Remarkably, she created just 32 works – most in 1967 – and had ended her affiliation with the famous venue by 1971. However, the promotional material she produced for shows by the Doors, Jefferson Airplane, the Who and others went on to become highly collectible.

MacLean landed the job after the venue's previous artist, Wes Wilson, quit after a disagreement with Graham. (Wilson died on Jan. 24.) She married Graham in 1967 and they had one son, David, before splitting in 1971 and divorcing four years later. She returned to Pennsylvania, where she studied, and married artist Jacques Fabert in 1981. She spent most of her career painting nudes.

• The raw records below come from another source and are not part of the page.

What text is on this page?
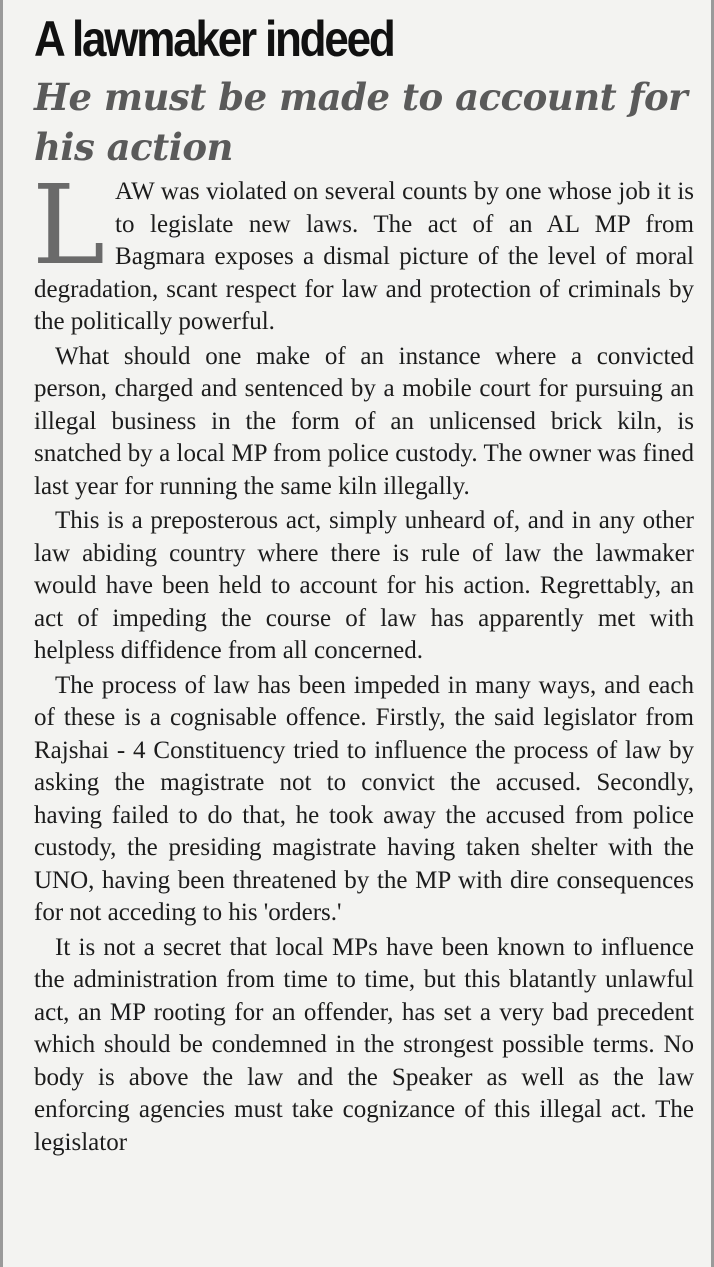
A lawmaker indeed
He must be made to account for his action

LAW was violated on several counts by one whose job it is to legislate new laws. The act of an AL MP from Bagmara exposes a dismal picture of the level of moral degradation, scant respect for law and protection of criminals by the politically powerful.

What should one make of an instance where a convicted person, charged and sentenced by a mobile court for pursuing an illegal business in the form of an unlicensed brick kiln, is snatched by a local MP from police custody. The owner was fined last year for running the same kiln illegally.

This is a preposterous act, simply unheard of, and in any other law abiding country where there is rule of law the lawmaker would have been held to account for his action. Regrettably, an act of impeding the course of law has apparently met with helpless diffidence from all concerned.

The process of law has been impeded in many ways, and each of these is a cognisable offence. Firstly, the said legislator from Rajshai - 4 Constituency tried to influence the process of law by asking the magistrate not to convict the accused. Secondly, having failed to do that, he took away the accused from police custody, the presiding magistrate having taken shelter with the UNO, having been threatened by the MP with dire consequences for not acceding to his 'orders.'

It is not a secret that local MPs have been known to influence the administration from time to time, but this blatantly unlawful act, an MP rooting for an offender, has set a very bad precedent which should be condemned in the strongest possible terms. No body is above the law and the Speaker as well as the law enforcing agencies must take cognizance of this illegal act. The legislator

“MacLean’s style often dabbled in storybook expressionism, with great wooden engravings, fae-like women and mystic renderings of peacocks,” Paste noted. “Her style is definitive among the works of other poster artists at the time, with a clear whimsy and talent behind each.” Classic Posters wrote that the "poster art created by Bonnie MacLean to promote 1960s and '70s live-music concerts, club dates and legendary events is among the most collectible rock poster art of the period."

“The success of the posters [that] developed over years surprised me,” MacLean told The Key in 2015. “I knew people were collecting in those days, but I did not know that it would reach the heights that it has. My posters are in museums all over world now – it’s amazing.”

Throughout her career, she avoided the use of computer-aided design, arguing that it wasn’t a “dependable” form of production. “And it’s certainly not handwork,” she noted. “I think handwork needs to be kept alive. It’s something people are inclined to do naturally, it’s something we have a human built in desire to do. It always has been, it still is.”